A #plantbased idea for Monday night dinner. While this may be a healthier alternative to your regular loaded fries, I have no doubt that you will love this just as much (if not more). Enjoy with smashed avo, yoghurt (or sour cream) and coriander. ✨

Ingredients (serves 4)
• 3-4 sweet potatoes
• Paprika
• 1 red onion
• 1 tsp garlic
• 2 tsp cumin
• 1 can kidney beans
• 1 can cannellini beans
• 1 can chopped tomatoes
• Dash of tomato purée
• Juice of 1 lime
• Drizzle of Olive oil
• 1-2 Avocados
• 1-2 tbsp Lemon Juice
• Handful of chopped Coriander
• Dollop of Greek yoghurt (can use nondairy alternative or sour cream)

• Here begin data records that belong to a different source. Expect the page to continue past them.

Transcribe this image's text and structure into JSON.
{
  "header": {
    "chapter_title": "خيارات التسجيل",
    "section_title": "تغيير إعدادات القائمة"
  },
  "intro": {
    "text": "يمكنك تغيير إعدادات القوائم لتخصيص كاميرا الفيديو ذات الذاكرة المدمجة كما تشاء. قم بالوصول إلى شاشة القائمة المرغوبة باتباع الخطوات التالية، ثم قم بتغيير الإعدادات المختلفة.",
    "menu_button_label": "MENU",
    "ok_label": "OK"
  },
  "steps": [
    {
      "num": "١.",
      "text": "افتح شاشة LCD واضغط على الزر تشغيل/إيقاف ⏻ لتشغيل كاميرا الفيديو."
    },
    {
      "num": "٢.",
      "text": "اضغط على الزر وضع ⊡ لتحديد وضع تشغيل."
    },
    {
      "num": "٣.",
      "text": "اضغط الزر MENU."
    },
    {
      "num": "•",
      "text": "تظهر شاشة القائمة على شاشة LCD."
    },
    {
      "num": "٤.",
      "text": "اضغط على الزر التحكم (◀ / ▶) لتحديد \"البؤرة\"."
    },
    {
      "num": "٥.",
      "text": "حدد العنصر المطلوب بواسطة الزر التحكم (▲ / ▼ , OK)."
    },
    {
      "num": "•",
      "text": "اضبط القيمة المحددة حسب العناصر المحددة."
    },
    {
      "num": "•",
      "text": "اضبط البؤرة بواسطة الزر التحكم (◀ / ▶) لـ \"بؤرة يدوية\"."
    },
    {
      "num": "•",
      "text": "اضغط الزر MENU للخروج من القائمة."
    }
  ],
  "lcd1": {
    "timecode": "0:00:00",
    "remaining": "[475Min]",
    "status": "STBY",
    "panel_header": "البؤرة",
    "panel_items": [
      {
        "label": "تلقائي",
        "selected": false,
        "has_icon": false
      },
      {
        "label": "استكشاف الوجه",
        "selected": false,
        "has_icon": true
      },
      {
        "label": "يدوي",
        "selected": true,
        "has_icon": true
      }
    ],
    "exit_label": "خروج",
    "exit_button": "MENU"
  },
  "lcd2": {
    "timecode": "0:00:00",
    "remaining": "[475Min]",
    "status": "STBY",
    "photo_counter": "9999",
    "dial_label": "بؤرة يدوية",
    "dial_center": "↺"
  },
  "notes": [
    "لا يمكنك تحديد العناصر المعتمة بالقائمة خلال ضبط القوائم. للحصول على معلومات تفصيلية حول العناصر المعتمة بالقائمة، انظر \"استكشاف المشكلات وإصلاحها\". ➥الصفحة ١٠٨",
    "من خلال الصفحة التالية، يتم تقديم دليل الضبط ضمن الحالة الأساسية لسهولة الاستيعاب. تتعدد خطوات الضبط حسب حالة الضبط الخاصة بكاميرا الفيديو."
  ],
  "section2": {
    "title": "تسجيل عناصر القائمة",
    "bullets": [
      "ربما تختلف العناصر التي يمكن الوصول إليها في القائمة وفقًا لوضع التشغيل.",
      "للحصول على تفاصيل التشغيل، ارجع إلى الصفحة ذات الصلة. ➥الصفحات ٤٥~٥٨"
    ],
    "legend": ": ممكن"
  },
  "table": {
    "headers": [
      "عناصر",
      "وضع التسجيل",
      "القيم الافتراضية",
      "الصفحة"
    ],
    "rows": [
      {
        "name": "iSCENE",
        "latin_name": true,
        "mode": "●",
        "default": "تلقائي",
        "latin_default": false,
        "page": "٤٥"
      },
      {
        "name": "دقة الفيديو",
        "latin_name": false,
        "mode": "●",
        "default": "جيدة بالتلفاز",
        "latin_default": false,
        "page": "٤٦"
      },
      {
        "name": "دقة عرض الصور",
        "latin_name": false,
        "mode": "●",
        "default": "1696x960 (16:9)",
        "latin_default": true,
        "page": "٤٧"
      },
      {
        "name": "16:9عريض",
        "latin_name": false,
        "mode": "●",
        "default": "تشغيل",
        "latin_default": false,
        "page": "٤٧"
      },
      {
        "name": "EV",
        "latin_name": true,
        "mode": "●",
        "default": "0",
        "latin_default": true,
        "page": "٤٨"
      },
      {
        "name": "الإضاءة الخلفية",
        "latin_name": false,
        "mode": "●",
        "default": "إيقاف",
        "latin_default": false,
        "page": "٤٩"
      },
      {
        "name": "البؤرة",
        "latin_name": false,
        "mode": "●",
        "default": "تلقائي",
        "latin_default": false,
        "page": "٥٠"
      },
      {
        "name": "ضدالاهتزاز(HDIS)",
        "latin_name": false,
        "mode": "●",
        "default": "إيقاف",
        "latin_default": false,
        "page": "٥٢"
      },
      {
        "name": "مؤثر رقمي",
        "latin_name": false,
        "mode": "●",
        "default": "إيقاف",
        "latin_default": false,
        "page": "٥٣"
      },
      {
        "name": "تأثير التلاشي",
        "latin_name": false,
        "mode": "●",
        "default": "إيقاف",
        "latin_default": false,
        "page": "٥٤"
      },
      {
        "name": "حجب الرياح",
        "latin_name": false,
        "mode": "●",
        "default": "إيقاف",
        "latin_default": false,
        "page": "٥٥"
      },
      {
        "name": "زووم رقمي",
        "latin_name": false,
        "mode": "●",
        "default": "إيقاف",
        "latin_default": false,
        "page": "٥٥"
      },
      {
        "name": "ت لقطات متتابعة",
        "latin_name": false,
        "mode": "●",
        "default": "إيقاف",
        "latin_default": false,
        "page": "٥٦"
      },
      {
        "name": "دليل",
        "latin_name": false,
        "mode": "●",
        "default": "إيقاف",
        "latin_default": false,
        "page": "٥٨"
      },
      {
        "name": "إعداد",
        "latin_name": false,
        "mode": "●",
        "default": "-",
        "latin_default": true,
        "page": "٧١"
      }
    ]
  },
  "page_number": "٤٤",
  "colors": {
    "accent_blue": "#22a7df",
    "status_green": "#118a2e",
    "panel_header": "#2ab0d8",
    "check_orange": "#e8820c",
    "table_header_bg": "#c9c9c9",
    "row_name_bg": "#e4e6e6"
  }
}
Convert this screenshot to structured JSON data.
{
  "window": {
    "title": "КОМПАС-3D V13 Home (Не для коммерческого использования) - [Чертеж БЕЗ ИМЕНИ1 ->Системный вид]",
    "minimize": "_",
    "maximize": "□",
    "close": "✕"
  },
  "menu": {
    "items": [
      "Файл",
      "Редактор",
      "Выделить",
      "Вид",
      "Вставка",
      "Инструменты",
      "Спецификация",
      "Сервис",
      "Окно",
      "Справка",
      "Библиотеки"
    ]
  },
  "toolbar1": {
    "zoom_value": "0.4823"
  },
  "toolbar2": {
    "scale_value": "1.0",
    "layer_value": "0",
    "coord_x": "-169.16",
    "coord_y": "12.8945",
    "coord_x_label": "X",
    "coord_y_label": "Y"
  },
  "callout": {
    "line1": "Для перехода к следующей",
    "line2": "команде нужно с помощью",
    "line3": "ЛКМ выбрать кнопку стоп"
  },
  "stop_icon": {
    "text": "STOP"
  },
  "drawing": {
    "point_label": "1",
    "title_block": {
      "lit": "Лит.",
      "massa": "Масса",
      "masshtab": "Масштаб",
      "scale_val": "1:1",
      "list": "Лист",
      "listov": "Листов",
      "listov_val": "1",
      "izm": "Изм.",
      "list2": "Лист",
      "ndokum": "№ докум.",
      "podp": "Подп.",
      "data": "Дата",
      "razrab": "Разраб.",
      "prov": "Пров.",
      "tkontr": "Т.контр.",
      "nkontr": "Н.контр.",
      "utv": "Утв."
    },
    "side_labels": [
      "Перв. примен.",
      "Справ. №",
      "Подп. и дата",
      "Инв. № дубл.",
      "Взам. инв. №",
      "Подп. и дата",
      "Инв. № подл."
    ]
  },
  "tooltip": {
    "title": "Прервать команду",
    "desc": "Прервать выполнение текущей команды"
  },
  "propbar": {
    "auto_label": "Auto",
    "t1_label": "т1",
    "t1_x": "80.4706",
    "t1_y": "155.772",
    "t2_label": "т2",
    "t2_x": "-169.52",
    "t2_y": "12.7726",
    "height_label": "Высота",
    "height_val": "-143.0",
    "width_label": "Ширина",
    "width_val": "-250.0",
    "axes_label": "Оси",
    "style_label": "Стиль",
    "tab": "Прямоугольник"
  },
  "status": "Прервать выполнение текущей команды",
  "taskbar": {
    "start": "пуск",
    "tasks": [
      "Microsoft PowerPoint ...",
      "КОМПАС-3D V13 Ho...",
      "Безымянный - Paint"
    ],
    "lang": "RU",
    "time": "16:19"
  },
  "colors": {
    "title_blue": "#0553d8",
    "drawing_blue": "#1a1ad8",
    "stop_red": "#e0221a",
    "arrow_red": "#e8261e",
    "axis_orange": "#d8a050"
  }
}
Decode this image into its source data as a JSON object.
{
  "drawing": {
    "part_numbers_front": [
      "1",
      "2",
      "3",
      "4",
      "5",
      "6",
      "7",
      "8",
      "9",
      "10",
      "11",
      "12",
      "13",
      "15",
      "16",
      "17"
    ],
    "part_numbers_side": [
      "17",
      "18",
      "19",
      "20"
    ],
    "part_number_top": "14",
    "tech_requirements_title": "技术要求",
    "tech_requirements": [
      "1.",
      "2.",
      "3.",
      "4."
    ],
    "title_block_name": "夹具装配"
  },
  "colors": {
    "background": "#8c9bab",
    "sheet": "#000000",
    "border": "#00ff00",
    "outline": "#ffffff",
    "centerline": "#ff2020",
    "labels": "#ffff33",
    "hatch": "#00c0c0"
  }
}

Instructions: Start by chopping your sweet potatoes into slices & soak in water for 10-15 min. Once soaked, pat dry and place on a baking tray. Drizzle over some olive oil, dash of paprika and salt. Bake at 180C/ 375F for 35-45 min. In the meantime, heat a pot with olive oil and sauté garlic & onion. Once soft, add cumin & leave for a few minutes. Next, add your tin of tomatoes, drained kidney & cannellini beans & tomato purée. Add in a squeeze of lime juice & salt. Mix through and simmer on low heat for at least 30 min. Smash your avocados and add in some lemon juice, salt & pepper. Once everything is cooked, assemble by placing your fries at the bottom of the dish, followed by your chili & then dollops of smashed avo & garnish with coriander.